The End of the Compounding Era for GLP-1 Drugs
The GLP-1 shortage is over, and the FDA is closing compounding for semaglutide and tirzepatide. Deadlines, lawsuits, safety data, and what patients should know.
A supply crunch launched a gray market in cheap copies. With the shortage resolved, the FDA is shutting the door — and proposing to lock it.
For two years, a supply shortage made compounded semaglutide and tirzepatide widely available at low cost. Telehealth platforms and med spas built entire businesses on them, offering versions of Ozempic’s and Zepbound’s active ingredients for a fraction of the branded price. That window has closed, and the FDA is now working to keep it closed.
How the shortage created the market
U.S. law contains a narrow allowance: when a drug appears on the FDA’s official shortage list, licensed pharmacies may compound “essentially a copy” to fill the gap. Surging demand for GLP-1 drugs pushed both semaglutide and tirzepatide into shortage, and compounders stepped in at scale. For many patients, compounded vials at $150 to $300 a month were the only affordable route to the medicine.
The deadlines that ended it
The legal basis vanished when the shortages did. The FDA declared the tirzepatide shortage resolved in late 2024 and the semaglutide shortage resolved on February 21, 2025. Removal from the list starts the clock: state-licensed 503A pharmacies had to stop compounding semaglutide by April 22, 2025, and larger 503B outsourcing facilities by May 22.
Industry groups fought back. The Outsourcing Facilities Association sued to reverse the shortage determinations and to block enforcement, and courts declined to grant the injunctions they sought. The determinations stood.
The FDA goes further.
Rather than wait for demand swings to reopen the loophole, the agency moved to bar these drugs from bulk compounding outright. On April 30, 2026, the FDA proposed formally excluding semaglutide, tirzepatide, and liraglutide from the 503B bulk-substances list — a step that would keep large-scale compounders away from them regardless of future shortages. Alongside the proposal, the agency issued roughly thirty warning letters and opened a public comment period running into late June.
Safety data shaped the posture.
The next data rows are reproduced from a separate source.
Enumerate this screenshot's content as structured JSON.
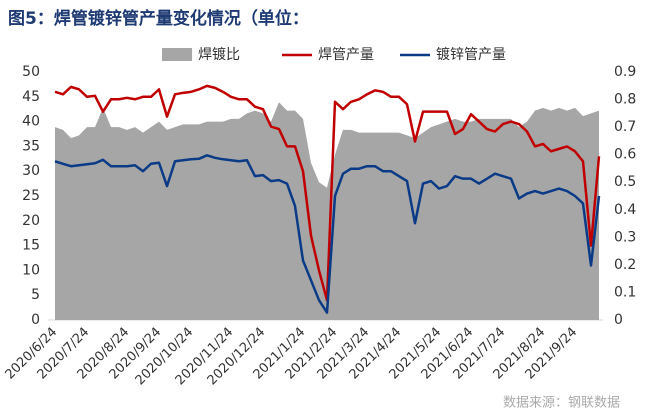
{
  "chart_data": {
    "type": "line",
    "title": "图5：焊管镀锌管产量变化情况（单位：",
    "source": "数据来源：钢联数据",
    "categories": [
      "2020/6/24",
      null,
      null,
      null,
      "2020/7/24",
      null,
      null,
      null,
      null,
      "2020/8/24",
      null,
      null,
      null,
      "2020/9/24",
      null,
      null,
      null,
      "2020/10/24",
      null,
      null,
      null,
      null,
      "2020/11/24",
      null,
      null,
      null,
      "2020/12/24",
      null,
      null,
      null,
      null,
      "2021/1/24",
      null,
      null,
      null,
      "2021/2/24",
      null,
      null,
      null,
      "2021/3/24",
      null,
      null,
      null,
      "2021/4/24",
      null,
      null,
      null,
      null,
      "2021/5/24",
      null,
      null,
      null,
      "2021/6/24",
      null,
      null,
      null,
      "2021/7/24",
      null,
      null,
      null,
      null,
      "2021/8/24",
      null,
      null,
      null,
      "2021/9/24",
      null,
      null,
      null
    ],
    "series": [
      {
        "name": "焊镀比",
        "color": "#a6a6a6",
        "style": "area",
        "axis": "y2",
        "values": [
          0.7,
          0.69,
          0.66,
          0.67,
          0.7,
          0.7,
          0.77,
          0.7,
          0.7,
          0.69,
          0.7,
          0.68,
          0.7,
          0.72,
          0.69,
          0.7,
          0.71,
          0.71,
          0.71,
          0.72,
          0.72,
          0.72,
          0.73,
          0.73,
          0.75,
          0.76,
          0.75,
          0.72,
          0.79,
          0.76,
          0.76,
          0.73,
          0.57,
          0.5,
          0.48,
          0.6,
          0.69,
          0.69,
          0.68,
          0.68,
          0.68,
          0.68,
          0.68,
          0.68,
          0.67,
          0.66,
          0.68,
          0.7,
          0.71,
          0.72,
          0.73,
          0.72,
          0.72,
          0.73,
          0.73,
          0.73,
          0.73,
          0.73,
          0.7,
          0.72,
          0.76,
          0.77,
          0.76,
          0.77,
          0.76,
          0.77,
          0.74,
          0.75,
          0.76
        ]
      },
      {
        "name": "焊管产量",
        "color": "#c00000",
        "style": "line",
        "values": [
          46,
          45.5,
          47,
          46.5,
          45,
          45.2,
          42,
          44.5,
          44.5,
          44.8,
          44.5,
          45,
          45,
          46.5,
          41,
          45.5,
          45.8,
          46,
          46.5,
          47.2,
          46.8,
          46,
          45,
          44.5,
          44.5,
          43,
          42.5,
          39,
          38.5,
          35,
          35,
          30,
          17,
          10,
          4,
          44,
          42.5,
          44,
          44.5,
          45.5,
          46.3,
          46,
          45,
          45,
          43.5,
          36,
          42,
          42,
          42,
          42,
          37.5,
          38.5,
          41.5,
          40,
          38.5,
          38,
          39.5,
          40,
          39.5,
          38,
          35,
          35.5,
          34,
          34.5,
          35,
          34,
          32,
          15,
          33
        ]
      },
      {
        "name": "镀锌管产量",
        "color": "#0b3a86",
        "style": "line",
        "values": [
          32,
          31.5,
          31,
          31.2,
          31.4,
          31.6,
          32.3,
          31,
          31,
          31,
          31.2,
          30,
          31.5,
          31.7,
          27,
          32,
          32.2,
          32.4,
          32.5,
          33.2,
          32.7,
          32.4,
          32.2,
          32,
          32.2,
          29,
          29.2,
          28,
          28.2,
          27.5,
          23,
          12,
          8,
          4,
          1.5,
          25,
          29.5,
          30.5,
          30.5,
          31,
          31,
          30,
          30,
          29,
          28,
          19.5,
          27.5,
          28,
          26.5,
          27,
          29,
          28.5,
          28.5,
          27.5,
          28.5,
          29.5,
          29,
          28.5,
          24.5,
          25.5,
          26,
          25.5,
          26,
          26.5,
          26,
          25,
          23.5,
          11,
          25
        ]
      }
    ],
    "ylim": [
      0,
      50
    ],
    "yticks": [
      0,
      5,
      10,
      15,
      20,
      25,
      30,
      35,
      40,
      45,
      50
    ],
    "y2lim": [
      0,
      0.9
    ],
    "y2ticks": [
      0,
      0.1,
      0.2,
      0.3,
      0.4,
      0.5,
      0.6,
      0.7,
      0.8,
      0.9
    ],
    "grid": false
  }
}
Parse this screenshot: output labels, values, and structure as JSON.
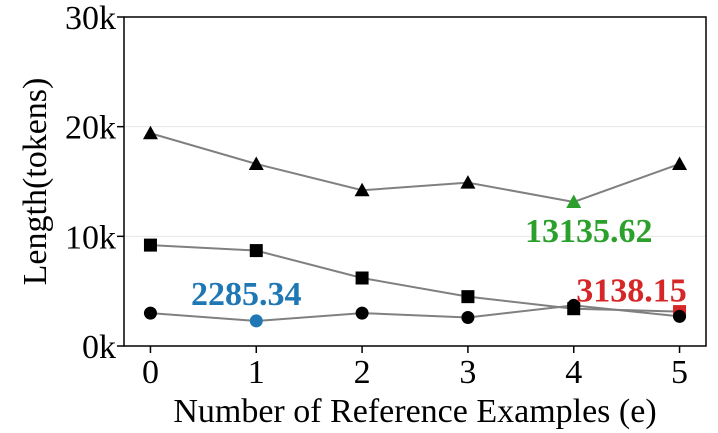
{
  "chart_data": {
    "type": "line",
    "title": "",
    "xlabel": "Number of Reference Examples (e)",
    "ylabel": "Length(tokens)",
    "x": [
      0,
      1,
      2,
      3,
      4,
      5
    ],
    "x_tick_labels": [
      "0",
      "1",
      "2",
      "3",
      "4",
      "5"
    ],
    "ylim": [
      0,
      30000
    ],
    "y_ticks": [
      0,
      10000,
      20000,
      30000
    ],
    "y_tick_labels": [
      "0k",
      "10k",
      "20k",
      "30k"
    ],
    "grid": "horizontal",
    "line_color": "#808080",
    "series": [
      {
        "marker": "triangle",
        "values": [
          19400,
          16600,
          14200,
          14900,
          13135.62,
          16600
        ]
      },
      {
        "marker": "square",
        "values": [
          9200,
          8700,
          6200,
          4500,
          3400,
          3138.15
        ]
      },
      {
        "marker": "circle",
        "values": [
          3000,
          2285.34,
          3000,
          2600,
          3700,
          2700
        ]
      }
    ],
    "highlights": [
      {
        "series": 2,
        "index": 1,
        "label": "2285.34",
        "color": "#1f77b4"
      },
      {
        "series": 0,
        "index": 4,
        "label": "13135.62",
        "color": "#2ca02c"
      },
      {
        "series": 1,
        "index": 5,
        "label": "3138.15",
        "color": "#d62728"
      }
    ]
  }
}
The FDA logged more than 455 adverse-event reports tied to compounded semaglutide and over 320 tied to compounded tirzepatide, many stemming from dosing errors — patients or providers miscalculating doses from multidose vials, sometimes by tenfold.
What survives
Patient-specific 503A compounding does not disappear entirely. It remains permissible in genuine cases of clinical need — for example, a documented allergy to an inactive ingredient in the branded product, or a required dose the manufacturer does not offer. What ends is the routine, high-volume production of cut-rate copies that defined the shortage years.
What it means for patients
The practical landscape has shifted. With compounding curtailed, the branded manufacturers moved to compete on cash price through direct channels, narrowing the gap that once made compounding the only option. Branded direct pricing does not fully match the cheapest compounded vials, but it closes much of the distance, and it comes with the quality assurance a gray-market product cannot promise.
For anyone still sourcing GLP-1 drugs through a compounding pharmacy or telehealth service, the guidance from all this enforcement is straightforward: understand that the legal ground has changed, verify that any compounded product reflects a legitimate clinical exception, and treat deep discounts on “generic” semaglutide with caution. The shortage that made those products routine is over.
Frequently asked questions
Is compounded semaglutide still legal? Largely no. Once the FDA declared the semaglutide shortage resolved in February 2025, the legal basis for routine compounding ended — with deadlines of April 22, 2025, for 503A pharmacies and May 22 for 503B facilities. Narrow patient-specific exceptions remain for documented clinical need.
Why did the FDA stop compounding GLP-1 drugs? Compounding “essentially a copy” is only permitted during an official shortage. When the shortages were resolved, that allowance lapsed. The FDA also logged hundreds of adverse-event reports tied to compounded versions, many from dosing errors.
Can I still get compounded GLP-1 medication? Only in genuine clinical-exception cases — for example, a documented allergy to an inactive ingredient in the branded product. Routine, cut-rate compounding of copies has ended, and the FDA has proposed barring these drugs from bulk compounding entirely.
Sources
- U.S. Food and Drug Administration — GLP-1 compounding policy updates and drug shortage database (semaglutide resolved February 21, 2025; tirzepatide resolved 2024).
- U.S. Food and Drug Administration — proposed removal of semaglutide, tirzepatide, and liraglutide from the 503B bulk drug substances list, April 30, 2026, and associated warning letters.
- Outsourcing Facilities Association v. FDA — federal litigation over shortage determinations, 2024–2025.
- Alston & Bird and Holland & Knight — regulatory advisories on GLP-1 compounding, 2025.
- Pharmacy Times — reporting on FDA compounding enforcement and adverse-event data, 2025–2026.